The U.S.hotel industry experienced a 22 percent increase in per-room value in 2006, according to information recently released by Hotel Valuation Services. This marks the third year in a row with at least 20 percent growth.
On average, per-room values in the United Statesrose by roundly $18,000 in 2006, and all but four of the 66 markets reviewed experienced increases in per-room value, according to the 2007 HVS U.S. Hotel Valuation Index.
"Even more telling is that the decline of capitalization and interest rates in the United States indicates continued favorable financing conditions for investors to refinance or buy lodging facilities for the next two years,” according to report authors Steve Rushmore, MAI, president and founder of HVS, Sumit Kapur and Michael J. Pajak.
The HVI tracks and discusses hotel values in 66 major U.S.markets and for the United States as a whole.

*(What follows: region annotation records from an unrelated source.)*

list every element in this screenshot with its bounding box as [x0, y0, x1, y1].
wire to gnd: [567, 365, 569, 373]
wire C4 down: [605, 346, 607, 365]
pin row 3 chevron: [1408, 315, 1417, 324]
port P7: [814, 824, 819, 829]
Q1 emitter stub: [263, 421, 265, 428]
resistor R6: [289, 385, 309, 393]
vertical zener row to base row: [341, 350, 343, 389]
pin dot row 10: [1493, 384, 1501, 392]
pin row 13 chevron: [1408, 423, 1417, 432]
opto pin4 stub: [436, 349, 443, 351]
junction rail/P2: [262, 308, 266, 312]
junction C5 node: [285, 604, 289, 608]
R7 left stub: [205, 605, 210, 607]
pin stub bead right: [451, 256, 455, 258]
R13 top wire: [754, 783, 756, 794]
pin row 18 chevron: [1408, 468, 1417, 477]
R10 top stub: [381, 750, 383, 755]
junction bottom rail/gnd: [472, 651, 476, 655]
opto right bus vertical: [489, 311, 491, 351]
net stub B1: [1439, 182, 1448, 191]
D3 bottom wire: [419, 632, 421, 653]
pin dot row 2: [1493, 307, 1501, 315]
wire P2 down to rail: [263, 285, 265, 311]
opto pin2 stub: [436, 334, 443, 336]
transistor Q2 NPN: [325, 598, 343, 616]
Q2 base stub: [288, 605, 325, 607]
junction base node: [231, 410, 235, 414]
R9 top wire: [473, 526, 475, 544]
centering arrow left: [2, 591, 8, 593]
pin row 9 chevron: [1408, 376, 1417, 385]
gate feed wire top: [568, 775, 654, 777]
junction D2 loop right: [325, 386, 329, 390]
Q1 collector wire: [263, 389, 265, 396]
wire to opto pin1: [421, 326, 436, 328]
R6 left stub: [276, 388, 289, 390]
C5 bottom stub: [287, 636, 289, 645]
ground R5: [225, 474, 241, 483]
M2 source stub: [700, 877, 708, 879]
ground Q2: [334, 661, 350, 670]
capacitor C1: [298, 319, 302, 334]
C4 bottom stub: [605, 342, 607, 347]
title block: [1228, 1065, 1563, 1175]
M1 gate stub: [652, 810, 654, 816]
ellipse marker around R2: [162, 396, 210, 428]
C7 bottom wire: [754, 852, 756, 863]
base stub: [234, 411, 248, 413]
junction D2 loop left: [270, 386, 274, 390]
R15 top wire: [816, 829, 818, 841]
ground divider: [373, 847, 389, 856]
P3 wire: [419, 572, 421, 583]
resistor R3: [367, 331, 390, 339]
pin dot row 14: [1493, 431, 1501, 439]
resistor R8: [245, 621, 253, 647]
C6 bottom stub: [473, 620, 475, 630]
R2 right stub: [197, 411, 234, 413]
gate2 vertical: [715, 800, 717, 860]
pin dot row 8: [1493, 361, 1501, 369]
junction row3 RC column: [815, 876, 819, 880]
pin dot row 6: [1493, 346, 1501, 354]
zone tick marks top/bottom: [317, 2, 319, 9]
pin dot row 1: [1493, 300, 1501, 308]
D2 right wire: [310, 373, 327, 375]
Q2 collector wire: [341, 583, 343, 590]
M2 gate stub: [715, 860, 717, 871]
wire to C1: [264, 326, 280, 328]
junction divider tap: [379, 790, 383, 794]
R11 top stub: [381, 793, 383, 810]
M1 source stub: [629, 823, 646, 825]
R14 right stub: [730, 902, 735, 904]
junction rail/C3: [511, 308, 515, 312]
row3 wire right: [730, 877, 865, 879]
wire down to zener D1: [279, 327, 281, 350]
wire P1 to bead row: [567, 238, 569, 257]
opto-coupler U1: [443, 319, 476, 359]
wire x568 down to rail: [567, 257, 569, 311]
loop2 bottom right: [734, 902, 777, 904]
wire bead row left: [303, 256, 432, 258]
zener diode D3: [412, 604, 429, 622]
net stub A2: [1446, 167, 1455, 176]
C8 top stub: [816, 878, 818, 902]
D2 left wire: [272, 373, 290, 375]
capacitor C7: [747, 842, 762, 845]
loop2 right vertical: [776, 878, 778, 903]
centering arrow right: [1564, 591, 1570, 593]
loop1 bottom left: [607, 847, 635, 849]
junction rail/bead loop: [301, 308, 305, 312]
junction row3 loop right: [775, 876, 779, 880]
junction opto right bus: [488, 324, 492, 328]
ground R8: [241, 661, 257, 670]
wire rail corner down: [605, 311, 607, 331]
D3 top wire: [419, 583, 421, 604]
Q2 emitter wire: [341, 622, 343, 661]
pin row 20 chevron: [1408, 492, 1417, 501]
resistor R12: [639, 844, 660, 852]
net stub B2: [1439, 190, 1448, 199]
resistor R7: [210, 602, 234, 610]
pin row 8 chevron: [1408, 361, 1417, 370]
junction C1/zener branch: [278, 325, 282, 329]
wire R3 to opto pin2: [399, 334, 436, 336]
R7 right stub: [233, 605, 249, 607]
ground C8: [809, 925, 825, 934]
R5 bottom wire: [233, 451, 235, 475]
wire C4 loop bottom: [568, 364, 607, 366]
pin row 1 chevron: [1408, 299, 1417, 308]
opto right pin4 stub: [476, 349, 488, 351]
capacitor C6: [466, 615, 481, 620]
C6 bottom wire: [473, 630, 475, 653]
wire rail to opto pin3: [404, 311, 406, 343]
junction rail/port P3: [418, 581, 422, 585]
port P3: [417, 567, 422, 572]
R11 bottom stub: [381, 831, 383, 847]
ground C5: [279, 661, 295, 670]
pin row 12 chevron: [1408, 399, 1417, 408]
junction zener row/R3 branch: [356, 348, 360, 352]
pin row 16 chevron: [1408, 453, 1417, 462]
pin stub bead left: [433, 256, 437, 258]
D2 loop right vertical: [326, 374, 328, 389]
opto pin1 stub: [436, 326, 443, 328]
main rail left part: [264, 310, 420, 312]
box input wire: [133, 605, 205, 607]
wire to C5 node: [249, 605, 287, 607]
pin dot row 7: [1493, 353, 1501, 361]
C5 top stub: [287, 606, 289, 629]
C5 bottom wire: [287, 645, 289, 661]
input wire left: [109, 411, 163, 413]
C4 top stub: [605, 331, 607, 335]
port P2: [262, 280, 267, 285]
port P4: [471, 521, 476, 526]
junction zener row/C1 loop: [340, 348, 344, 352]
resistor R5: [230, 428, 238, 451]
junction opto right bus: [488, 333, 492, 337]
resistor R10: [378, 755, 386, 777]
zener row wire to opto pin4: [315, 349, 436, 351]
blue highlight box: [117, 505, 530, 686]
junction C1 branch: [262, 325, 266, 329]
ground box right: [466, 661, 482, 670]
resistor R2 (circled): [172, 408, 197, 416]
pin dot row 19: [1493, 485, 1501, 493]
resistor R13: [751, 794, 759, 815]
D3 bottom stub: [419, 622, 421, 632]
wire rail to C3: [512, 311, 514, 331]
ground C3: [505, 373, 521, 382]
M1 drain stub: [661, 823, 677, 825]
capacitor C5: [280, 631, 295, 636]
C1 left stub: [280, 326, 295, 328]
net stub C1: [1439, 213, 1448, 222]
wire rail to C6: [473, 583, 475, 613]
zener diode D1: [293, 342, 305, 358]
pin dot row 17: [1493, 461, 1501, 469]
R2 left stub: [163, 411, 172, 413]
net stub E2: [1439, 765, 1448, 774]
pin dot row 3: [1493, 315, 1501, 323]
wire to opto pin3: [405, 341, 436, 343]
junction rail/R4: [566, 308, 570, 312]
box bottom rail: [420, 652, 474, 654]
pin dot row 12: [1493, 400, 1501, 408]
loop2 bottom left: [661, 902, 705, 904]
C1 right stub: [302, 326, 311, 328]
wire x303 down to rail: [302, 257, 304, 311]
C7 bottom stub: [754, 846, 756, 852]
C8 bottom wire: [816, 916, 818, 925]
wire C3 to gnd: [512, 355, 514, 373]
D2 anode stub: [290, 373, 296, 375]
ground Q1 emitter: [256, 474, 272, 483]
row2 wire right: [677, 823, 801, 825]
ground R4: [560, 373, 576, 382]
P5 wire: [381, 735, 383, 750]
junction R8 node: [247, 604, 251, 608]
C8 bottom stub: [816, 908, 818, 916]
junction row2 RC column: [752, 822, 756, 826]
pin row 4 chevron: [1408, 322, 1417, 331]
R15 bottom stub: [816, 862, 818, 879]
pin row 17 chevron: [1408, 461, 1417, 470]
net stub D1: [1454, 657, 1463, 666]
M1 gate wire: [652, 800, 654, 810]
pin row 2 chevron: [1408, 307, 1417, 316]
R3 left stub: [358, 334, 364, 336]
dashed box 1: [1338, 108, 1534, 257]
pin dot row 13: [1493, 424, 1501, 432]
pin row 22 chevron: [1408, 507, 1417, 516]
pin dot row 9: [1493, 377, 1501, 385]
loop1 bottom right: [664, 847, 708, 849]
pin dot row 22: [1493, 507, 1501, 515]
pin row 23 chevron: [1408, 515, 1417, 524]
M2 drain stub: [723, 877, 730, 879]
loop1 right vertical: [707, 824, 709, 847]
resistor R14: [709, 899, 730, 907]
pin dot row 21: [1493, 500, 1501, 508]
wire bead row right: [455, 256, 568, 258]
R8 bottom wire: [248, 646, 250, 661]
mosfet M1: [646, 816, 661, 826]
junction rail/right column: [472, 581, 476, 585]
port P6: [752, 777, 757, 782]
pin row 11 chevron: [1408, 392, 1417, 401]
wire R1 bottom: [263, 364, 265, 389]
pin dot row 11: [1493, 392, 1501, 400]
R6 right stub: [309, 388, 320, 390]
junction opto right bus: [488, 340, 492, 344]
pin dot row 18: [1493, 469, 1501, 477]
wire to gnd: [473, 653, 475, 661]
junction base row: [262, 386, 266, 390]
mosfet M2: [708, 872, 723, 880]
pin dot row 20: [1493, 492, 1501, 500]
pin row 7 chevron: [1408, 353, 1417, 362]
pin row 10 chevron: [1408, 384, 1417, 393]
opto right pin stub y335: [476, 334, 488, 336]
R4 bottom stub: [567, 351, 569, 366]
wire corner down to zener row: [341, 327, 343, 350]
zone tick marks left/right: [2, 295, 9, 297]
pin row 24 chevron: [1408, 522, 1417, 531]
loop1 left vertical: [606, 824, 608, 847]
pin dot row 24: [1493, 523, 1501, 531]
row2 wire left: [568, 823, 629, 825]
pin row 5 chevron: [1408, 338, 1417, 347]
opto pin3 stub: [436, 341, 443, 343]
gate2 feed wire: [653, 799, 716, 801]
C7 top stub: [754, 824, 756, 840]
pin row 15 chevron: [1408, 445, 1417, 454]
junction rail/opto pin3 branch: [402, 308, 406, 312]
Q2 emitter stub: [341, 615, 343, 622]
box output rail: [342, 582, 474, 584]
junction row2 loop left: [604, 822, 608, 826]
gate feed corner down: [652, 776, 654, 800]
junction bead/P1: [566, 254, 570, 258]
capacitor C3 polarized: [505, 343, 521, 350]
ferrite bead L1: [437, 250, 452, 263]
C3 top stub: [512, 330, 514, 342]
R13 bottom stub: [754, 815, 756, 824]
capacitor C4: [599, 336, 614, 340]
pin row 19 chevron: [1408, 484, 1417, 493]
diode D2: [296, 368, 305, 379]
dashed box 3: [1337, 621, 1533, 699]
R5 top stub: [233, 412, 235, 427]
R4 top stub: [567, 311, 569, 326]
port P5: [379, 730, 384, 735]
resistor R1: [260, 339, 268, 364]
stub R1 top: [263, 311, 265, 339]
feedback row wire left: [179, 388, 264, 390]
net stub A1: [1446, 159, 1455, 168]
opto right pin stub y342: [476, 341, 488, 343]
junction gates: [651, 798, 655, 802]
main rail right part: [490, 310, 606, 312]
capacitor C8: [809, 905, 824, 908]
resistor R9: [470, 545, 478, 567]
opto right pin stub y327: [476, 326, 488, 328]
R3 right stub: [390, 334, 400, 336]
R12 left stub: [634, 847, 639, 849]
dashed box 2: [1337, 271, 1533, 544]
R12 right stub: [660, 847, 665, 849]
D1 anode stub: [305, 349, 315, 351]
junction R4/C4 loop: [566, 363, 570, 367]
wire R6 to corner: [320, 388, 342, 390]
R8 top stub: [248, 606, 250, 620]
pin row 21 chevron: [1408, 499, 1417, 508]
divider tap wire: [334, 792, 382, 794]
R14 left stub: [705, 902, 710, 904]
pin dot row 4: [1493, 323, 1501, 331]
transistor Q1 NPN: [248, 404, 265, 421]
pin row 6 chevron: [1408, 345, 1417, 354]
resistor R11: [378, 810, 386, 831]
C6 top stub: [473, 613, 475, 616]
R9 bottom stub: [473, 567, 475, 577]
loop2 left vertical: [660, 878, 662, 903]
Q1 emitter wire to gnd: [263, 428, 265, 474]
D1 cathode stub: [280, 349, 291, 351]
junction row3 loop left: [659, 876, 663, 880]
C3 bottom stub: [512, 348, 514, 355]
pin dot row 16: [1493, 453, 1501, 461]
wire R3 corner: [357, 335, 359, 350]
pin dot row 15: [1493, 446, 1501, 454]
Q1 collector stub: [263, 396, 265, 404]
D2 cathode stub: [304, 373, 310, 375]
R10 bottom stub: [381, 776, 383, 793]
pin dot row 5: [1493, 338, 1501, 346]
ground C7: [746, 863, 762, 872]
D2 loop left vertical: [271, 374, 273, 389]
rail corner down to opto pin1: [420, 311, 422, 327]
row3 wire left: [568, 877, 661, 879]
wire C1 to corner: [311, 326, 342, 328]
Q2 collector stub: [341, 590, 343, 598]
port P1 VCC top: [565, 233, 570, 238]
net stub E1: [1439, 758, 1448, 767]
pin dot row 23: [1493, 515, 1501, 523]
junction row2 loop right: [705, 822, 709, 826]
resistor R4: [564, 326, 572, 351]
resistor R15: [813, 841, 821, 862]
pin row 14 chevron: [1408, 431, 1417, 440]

Created in 1987 by HVS, a global hospitality consulting and hotel appraisal firm, the HVI is derived from an income capitalization approach, utilizing market area data provided by Smith Travel Research and historical operational and capitalization rate information from HVS’s extensive global experience in hotel feasibility studies and valuations.
The 2007 HVI also features a Volatility Index, an investment analysis tool that assists in identifying markets in which to buy or build hotels. Index developer Rushmore explains that the Volatility Index determines the standard deviation in market per-room value changes since 1987, and divides this standard deviation by the overall average per-room value of a market during the same period. “Markets with historically minimal changes in value (volatility) that are expected to record strong increases in per-room value demonstrate favorable market conditions to buy or build hotels,” Rushmore said.